Hal itu menyebabkan keputusan penghentian sementara distribusi makanan di Kombolcha dan Dessie, dua kota strategis di Amhara yang terletak di jalan menuju ibu kota Addis Ababa. Sampai saat ini, pemberontak Tigrayan belum mengomentari tuduhan bahwa pejuang mereka mencuri bantuan makanan.
Penjarahan tersebut mengakibatkan sekitar 290 anak kekurangan gizi. Enam dari mereka meninggal, kata AFP melaporkan.
“Kami tidak dapat merawat mereka karena suplemen telah dijarah oleh TPLF (Front Pembebasan Rakyat Tigray),” kata pekerja sosial Temesgen Muche kepada kantor berita.
Konflik tersebut telah menewaskan ribuan orang, membuat lebih dari dua juta orang kehilangan tempat tinggal dan mendorong ratusan ribu orang ke dalam kondisi kelaparan, menurut angka PBB.
PBB telah menghadapi hambatan besar dalam penyaluran bantuan ke daerah yang terkena dampak, sementara telah terjadi pemadaman komunikasi di Tigray sehingga tidak mungkin untuk mengetahui skala penderitaan yang sebenarnya.

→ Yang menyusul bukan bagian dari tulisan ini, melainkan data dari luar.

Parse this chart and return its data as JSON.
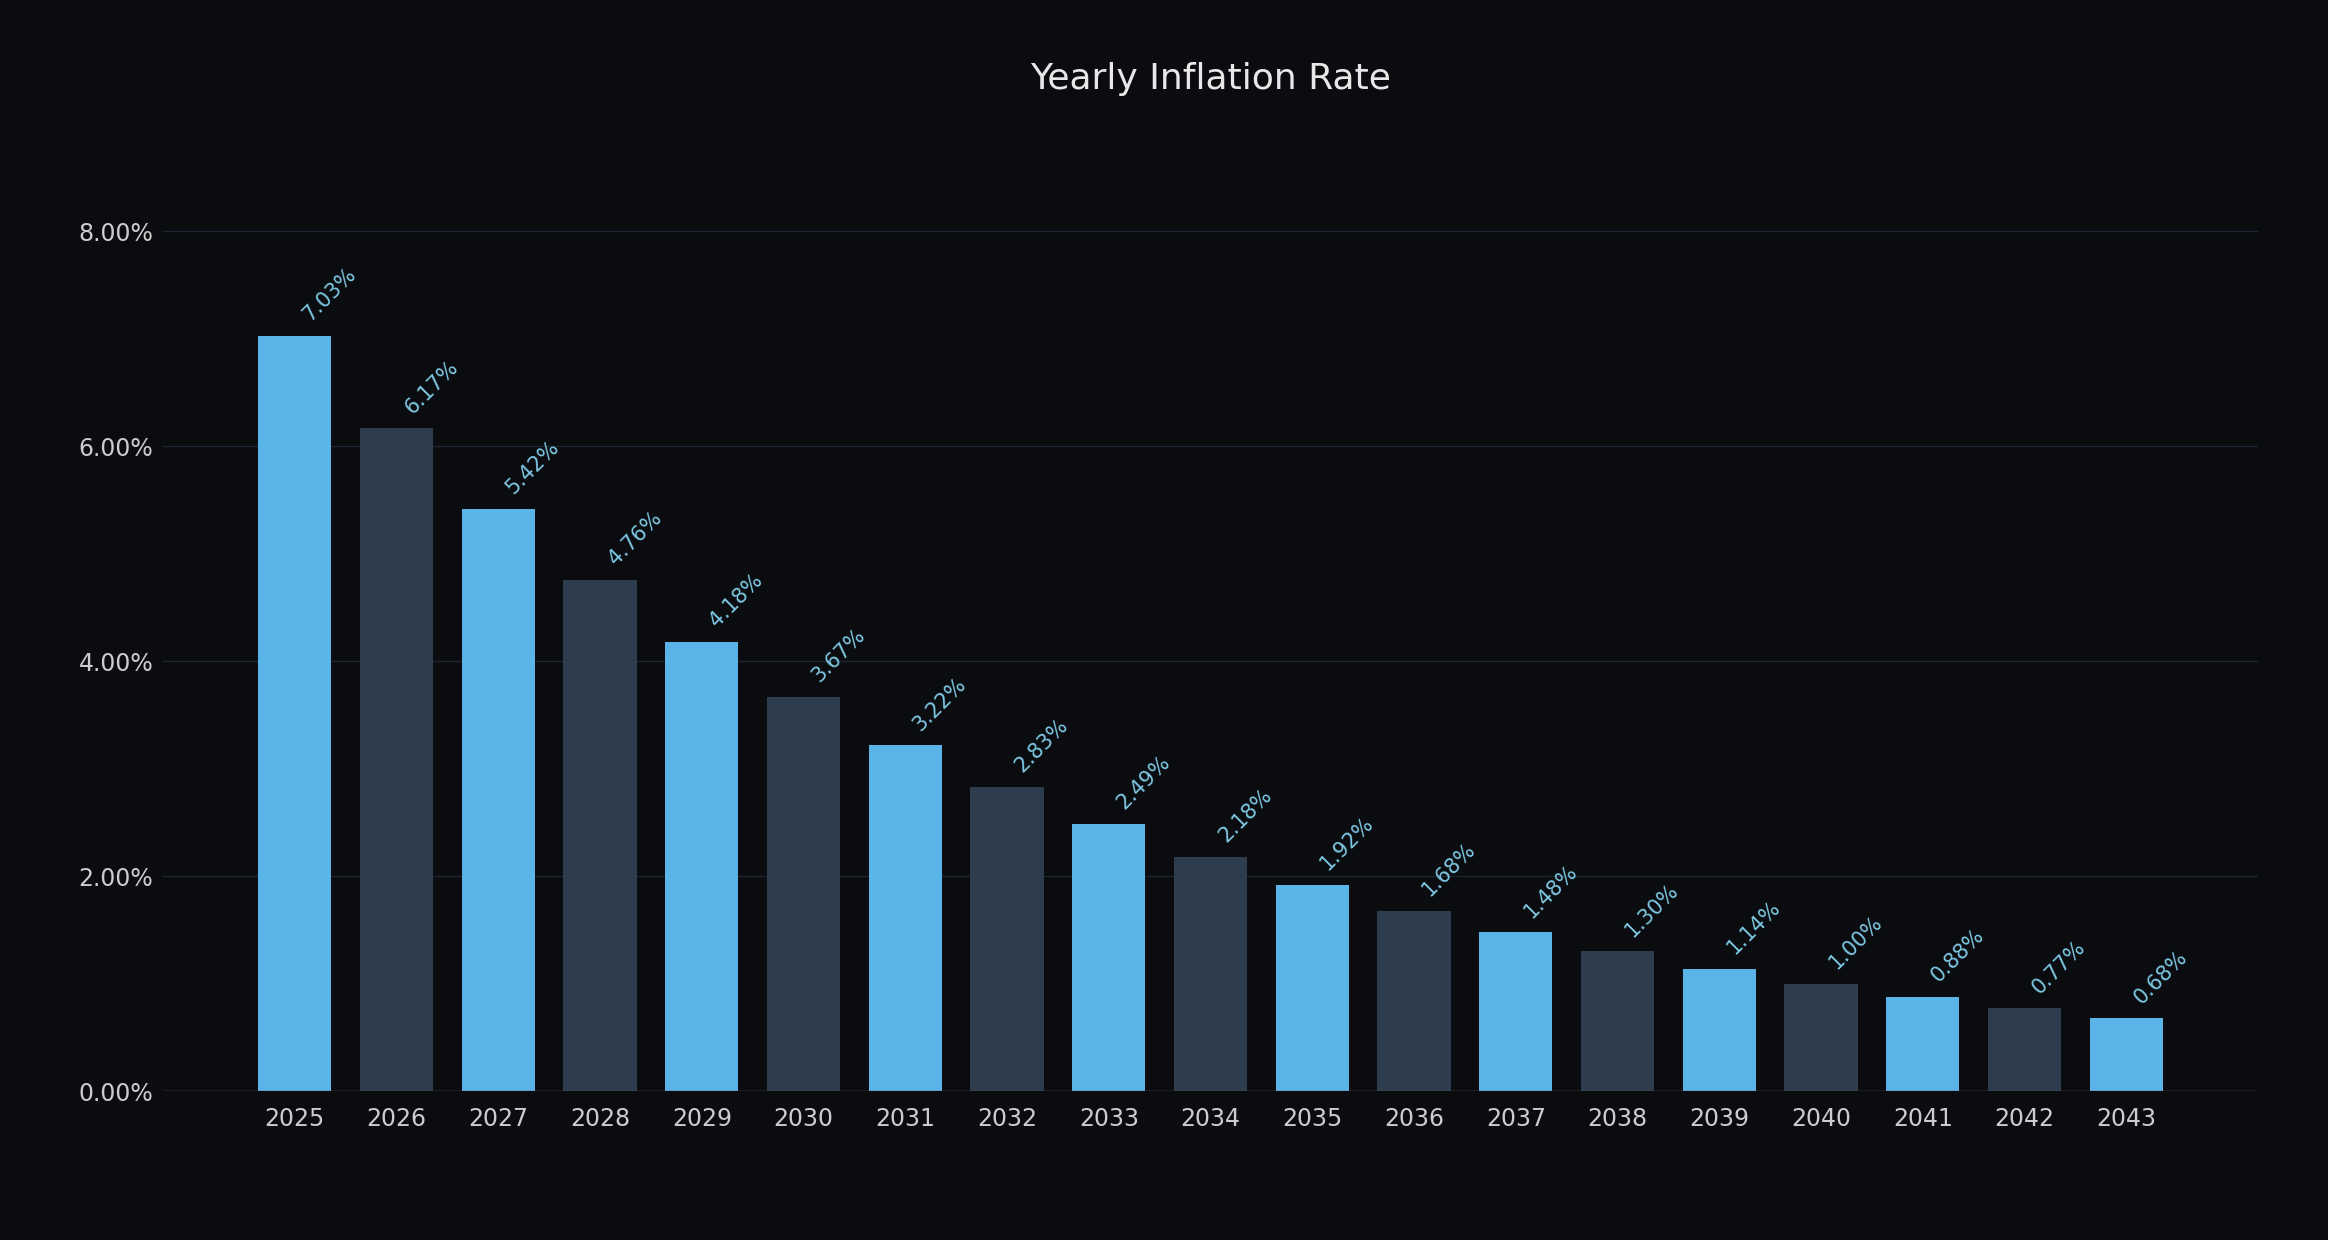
{
  "title": "Yearly Inflation Rate",
  "categories": [
    "2025",
    "2026",
    "2027",
    "2028",
    "2029",
    "2030",
    "2031",
    "2032",
    "2033",
    "2034",
    "2035",
    "2036",
    "2037",
    "2038",
    "2039",
    "2040",
    "2041",
    "2042",
    "2043"
  ],
  "values": [
    7.03,
    6.17,
    5.42,
    4.76,
    4.18,
    3.67,
    3.22,
    2.83,
    2.49,
    2.18,
    1.92,
    1.68,
    1.48,
    1.3,
    1.14,
    1.0,
    0.88,
    0.77,
    0.68
  ],
  "labels": [
    "7.03%",
    "6.17%",
    "5.42%",
    "4.76%",
    "4.18%",
    "3.67%",
    "3.22%",
    "2.83%",
    "2.49%",
    "2.18%",
    "1.92%",
    "1.68%",
    "1.48%",
    "1.30%",
    "1.14%",
    "1.00%",
    "0.88%",
    "0.77%",
    "0.68%"
  ],
  "bar_color_bright": "#5ab4e8",
  "bar_color_dark": "#2d3d4d",
  "background_color": "#0a0c10",
  "text_color": "#cccccc",
  "label_color": "#7ec8e3",
  "grid_color": "#1e2533",
  "baseline_color": "#555555",
  "ylim_max": 9.0,
  "yticks": [
    0.0,
    2.0,
    4.0,
    6.0,
    8.0
  ],
  "ytick_labels": [
    "0.00%",
    "2.00%",
    "4.00%",
    "6.00%",
    "8.00%"
  ],
  "title_fontsize": 26,
  "tick_fontsize": 17,
  "label_fontsize": 15,
  "bar_width": 0.72
}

Hampir 200 balita meninggal karena kelaparan di 14 rumah sakit Tigray antara akhir Juni dan Oktober, menurut kantor berita AFP yang mengutip data yang dikumpulkan oleh dokter dan peneliti di Tigray.
Antara 16% dan 28% anak-anak di tiga wilayah tersebut kekurangan gizi, kata PBB dalam sebuah pernyataan bulan lalu.

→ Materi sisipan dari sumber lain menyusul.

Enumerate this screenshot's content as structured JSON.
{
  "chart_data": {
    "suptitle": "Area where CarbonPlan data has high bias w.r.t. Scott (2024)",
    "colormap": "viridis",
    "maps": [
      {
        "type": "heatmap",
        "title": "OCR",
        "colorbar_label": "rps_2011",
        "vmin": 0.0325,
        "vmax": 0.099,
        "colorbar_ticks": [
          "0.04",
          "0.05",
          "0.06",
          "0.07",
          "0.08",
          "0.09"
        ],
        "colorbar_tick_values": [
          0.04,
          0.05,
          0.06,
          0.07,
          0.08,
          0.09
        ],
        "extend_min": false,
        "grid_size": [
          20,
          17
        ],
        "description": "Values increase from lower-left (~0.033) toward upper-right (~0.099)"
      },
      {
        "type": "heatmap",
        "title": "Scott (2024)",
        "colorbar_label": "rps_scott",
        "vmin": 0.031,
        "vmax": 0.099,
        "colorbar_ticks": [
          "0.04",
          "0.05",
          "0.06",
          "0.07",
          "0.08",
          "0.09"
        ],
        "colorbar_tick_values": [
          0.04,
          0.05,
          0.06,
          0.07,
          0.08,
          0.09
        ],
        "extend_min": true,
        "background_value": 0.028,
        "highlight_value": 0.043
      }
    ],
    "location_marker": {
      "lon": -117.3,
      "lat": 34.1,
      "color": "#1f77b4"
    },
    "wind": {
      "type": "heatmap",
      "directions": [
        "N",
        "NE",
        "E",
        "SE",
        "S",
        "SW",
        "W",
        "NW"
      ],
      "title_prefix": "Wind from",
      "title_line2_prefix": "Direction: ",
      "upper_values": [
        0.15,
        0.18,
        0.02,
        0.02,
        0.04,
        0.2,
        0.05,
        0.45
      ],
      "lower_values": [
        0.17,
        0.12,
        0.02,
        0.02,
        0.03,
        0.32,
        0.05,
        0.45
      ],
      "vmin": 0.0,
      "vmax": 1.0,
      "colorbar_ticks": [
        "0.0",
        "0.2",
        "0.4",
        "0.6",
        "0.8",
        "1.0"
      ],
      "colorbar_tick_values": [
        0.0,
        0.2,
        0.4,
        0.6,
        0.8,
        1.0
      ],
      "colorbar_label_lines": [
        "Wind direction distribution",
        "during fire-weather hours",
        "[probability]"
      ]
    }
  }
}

Yang lebih mengkhawatirkan, hingga 50% wanita hamil dan menyusui yang diperiksa di Amhara dan Tigray juga ditemukan kekurangan gizi, tambahnya.
Pertempuran antara pasukan pemerintah dan TPLF telah pecah sejak setahun lalu, dengan TPLF mendominasi Ethiopia selama beberapa dekade dan sekarang menguasai sebagian besar Tigray.
Perdana Menteri Abiy Ahmed mengirim pasukan ke wilayah Tigray untuk membubarkan TPLF setelah dia mengatakan telah menyerang kamp-kamp tentara.
Tetapi pada bulan Juni tahun ini, para pemberontak bangkit kembali, merebut kembali sebagian besar Tigray dan maju ke wilayah tetangga Amhara dan Afar.
Juru bicara Departemen Luar Negeri AS, Ned Price mengatakan, bencana kemanusiaan di Ethiopia utara tetap menjadi “prioritas mutlak” bagi Amerika Serikat. Dia meminta kedua belah pihak untuk merundingkan penghentian konflik dan mengizinkan bantuan menjangkau mereka yang membutuhkan.
Sejak awal konflik, 28 warga kemanusiaan telah tewas, menjadikan negara itu salah satu yang paling berbahaya bagi pekerja bantuan, menurut PBB.
Sejauh ini hanya sebagian kecil dari bantuan yang dapat tersalurkan oleh orang-orang di wilayah Amhara, Afar dan Tigray. Setidaknya 100 truk dibutuhkan di wilayah ini setiap hari – tetapi hanya sedikit yang tiba di sana meskipun jutaan orang kelaparan.
Badan-badan bantuan juga menghadapi kekurangan bahan bakar dan uang tunai, yang mereka butuhkan untuk melanjutkan operasi.
Penangguhan ini tidak diragukan lagi akan memperburuk krisis kemanusiaan yang semakin parah. Sudah 400.000 orang hidup dalam kondisi kelaparan dan jika penangguhan paksa diperpanjang, ini akan menyebabkan bencana kemanusiaan yang semakin dalam.